The power line, under development by Italian transmission company Terna and Tunisian gas and electricity group STEG since 2003, was originally conceived to export power generated in Tunisia to Italy but is now based on an electricity exchange in the opposite direction.
Italy’s deputy prime minister and minister of economic development, Luigi di Maio, and Tunisian minister of industry and SMEs Zied Ladhari have committed to build an extra-high voltage direct current connection between the Sicilian town of Partanna and the Cap Bon peninsula on the Tunisian coast.
The ‘Elmed’ infrastructure project, agreed at the first Italy-Tunisia intergovernmental summit on Tuesday, will make it possible to integrate the two electricity markets, significantly improving the interconnection of the EU system with North Africa, said Five Star Movement leader Di Maio.
“The objective is to increase the safety and sustainability of electrical systems within an interconnected Euro-Mediterranean network, which also gives the possibility of covering part of the growing demand of African countries with energy produced by EU countries,” the Italian government added.
Project development was begun by Italian grid operator Terna and Tunisian state-owned utility, the Société tunisienne de l’électricité et du gaz (STEG) in 2003, with the partners planning a 1 GW power line and a 1.2 GW power plant in Tunisia which would export some 800 MW of energy to Italy. In 2011, after recession in the EU economy and a resulting drop in power demand which led to overcapacity in Italy, the partners agreed to downsize the line to 600 MW and to scrap the North African generation plant.
The first joint declaration for the project had been signed by the governments of the two countries in 2007 and led to a 50/50 joint venture company – Elmes Etudes Sarl – to carry out pre-construction activity on the power line.
Change of direction
In 2016 the project became part of Terna’s National Electricity Transmission Grid Development Plan, as well as part of the Ten Year Network Development Plan formulated by the European Network of Transmission System Operators.
The World Bank, which is arranging financing for the project, says terrestrial and marine feasibility studies which have been put out to tender, as well as transaction advisory services and a financial model, should be finished before 2022. The multilateral lender said the Elmed interconnector is now being planned to respond to rising electricity demand in Tunisia, which has constrained transmission capacity.

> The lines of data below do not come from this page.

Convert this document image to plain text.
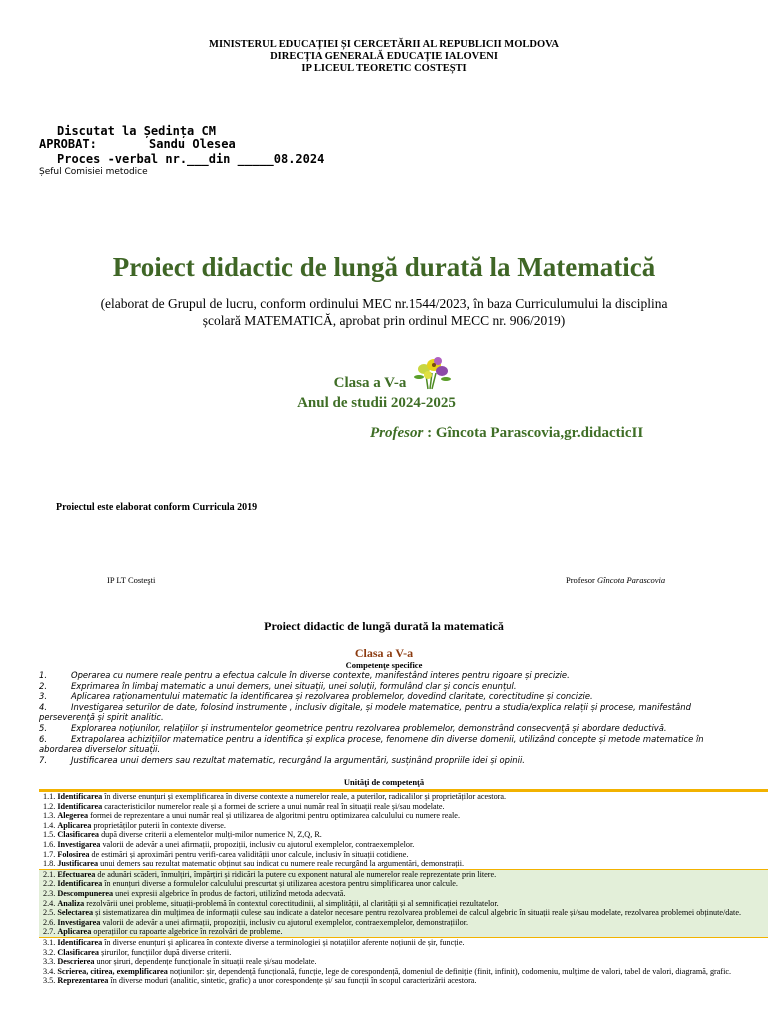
MINISTERUL EDUCAȚIEI ȘI CERCETĂRII AL REPUBLICII MOLDOVA
DIRECȚIA GENERALĂ EDUCAȚIE IALOVENI
IP LICEUL TEORETIC COSTEȘTI
Discutat la Ședința CM
APROBAT:	Sandu Olesea
Proces -verbal nr.___din _____08.2024
Șeful Comisiei metodice
Proiect didactic de lungă durată la Matematică
(elaborat de Grupul de lucru, conform ordinului MEC nr.1544/2023, în baza Curriculumului la disciplina școlară MATEMATICĂ, aprobat prin ordinul MECC nr. 906/2019)
Clasa a V-a
Anul de studii 2024-2025
Profesor : Gîncota Parascovia,gr.didacticII
Proiectul este elaborat conform Curricula 2019
IP LT Costeşti	Profesor Gîncota Parascovia
Proiect didactic de lungă durată la matematică
Clasa a V-a
Competenţe specifice
1.	Operarea cu numere reale pentru a efectua calcule în diverse contexte, manifestând interes pentru rigoare și precizie.
2.	Exprimarea în limbaj matematic a unui demers, unei situații, unei soluții, formulând clar și concis enunțul.
3.	Aplicarea raționamentului matematic la identificarea și rezolvarea problemelor, dovedind claritate, corectitudine și concizie.
4.	Investigarea seturilor de date, folosind instrumente , inclusiv digitale, și modele matematice, pentru a studia/explica relații și procese, manifestând perseverență și spirit analitic.
5.	Explorarea noțiunilor, relațiilor și instrumentelor geometrice pentru rezolvarea problemelor, demonstrând consecvență și abordare deductivă.
6.	Extrapolarea achizițiilor matematice pentru a identifica și explica procese, fenomene din diverse domenii, utilizând concepte și metode matematice în abordarea diverselor situații.
7.	Justificarea unui demers sau rezultat matematic, recurgând la argumentări, susținând propriile idei și opinii.
Unităţi de competenţă
1.1. Identificarea în diverse enunțuri și exemplificarea în diverse contexte a numerelor reale, a puterilor, radicalilor și proprietăților acestora.
1.2. Identificarea caracteristicilor numerelor reale și a formei de scriere a unui număr real în situații reale și/sau modelate.
1.3. Alegerea formei de reprezentare a unui număr real și utilizarea de algoritmi pentru optimizarea calculului cu numere reale.
1.4. Aplicarea proprietăților puterii în contexte diverse.
1.5. Clasificarea după diverse criterii a elementelor mulți-milor numerice N, Z,Q, R.
1.6. Investigarea valorii de adevăr a unei afirmații, propoziții, inclusiv cu ajutorul exemplelor, contraexemplelor.
1.7. Folosirea de estimări și aproximări pentru verifi-carea validității unor calcule, inclusiv în situații cotidiene.
1.8. Justificarea unui demers sau rezultat matematic obținut sau indicat cu numere reale recurgând la argumentări, demonstrații.
2.1. Efectuarea de adunări scăderi, înmulțiri, împărțiri și ridicări la putere cu exponent natural ale numerelor reale reprezentate prin litere.
2.2. Identificarea în enunțuri diverse a formulelor calculului prescurtat și utilizarea acestora pentru simplificarea unor calcule.
2.3. Descompunerea unei expresii algebrice în produs de factori, utilizînd metoda adecvată.
2.4. Analiza rezolvării unei probleme, situații-problemă în contextul corectitudinii, al simplității, al clarității și al semnificației rezultatelor.
2.5. Selectarea și sistematizarea din mulțimea de informații culese sau indicate a datelor necesare pentru rezolvarea problemei de calcul algebric în situații reale și/sau modelate, rezolvarea problemei obținute/date.
2.6. Investigarea valorii de adevăr a unei afirmații, propoziții, inclusiv cu ajutorul exemplelor, contraexemplelor, demonstrațiilor.
2.7. Aplicarea operațiilor cu rapoarte algebrice în rezolvări de probleme.
3.1. Identificarea în diverse enunțuri și aplicarea în contexte diverse a terminologiei și notațiilor aferente noțiunii de șir, funcție.
3.2. Clasificarea șirurilor, funcțiilor după diverse criterii.
3.3. Descrierea unor șiruri, dependențe funcționale în situații reale și/sau modelate.
3.4. Scrierea, citirea, exemplificarea noțiunilor: șir, dependență funcțională, funcție, lege de corespondență, domeniul de definiție (finit, infinit), codomeniu, mulțime de valori, tabel de valori, diagramă, grafic.
3.5. Reprezentarea în diverse moduri (analitic, sintetic, grafic) a unor corespondențe și/ sau funcții în scopul caracterizării acestora.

The interconnector will also contribute to achieving Tunisia’s renewables development by providing access to large back-up power capacity which will ease the integration of intermittent solar and wind energy into the Tunisian grid, the World Bank added.
Sicily and southern Italy house most of the 20 GW of installed solar power capacity the country had amassed by the end of last year, with most new projects also under development or construction in the regions.
The Elmed project may also increase exchanges between Tunisia and Algeria and Libya, the World Bank said. “The Elmed interconnector is strongly supported by the governments of Italy and Tunisia, and by the European Union as well as by other countries such as Germany and Algeria,” added the lender.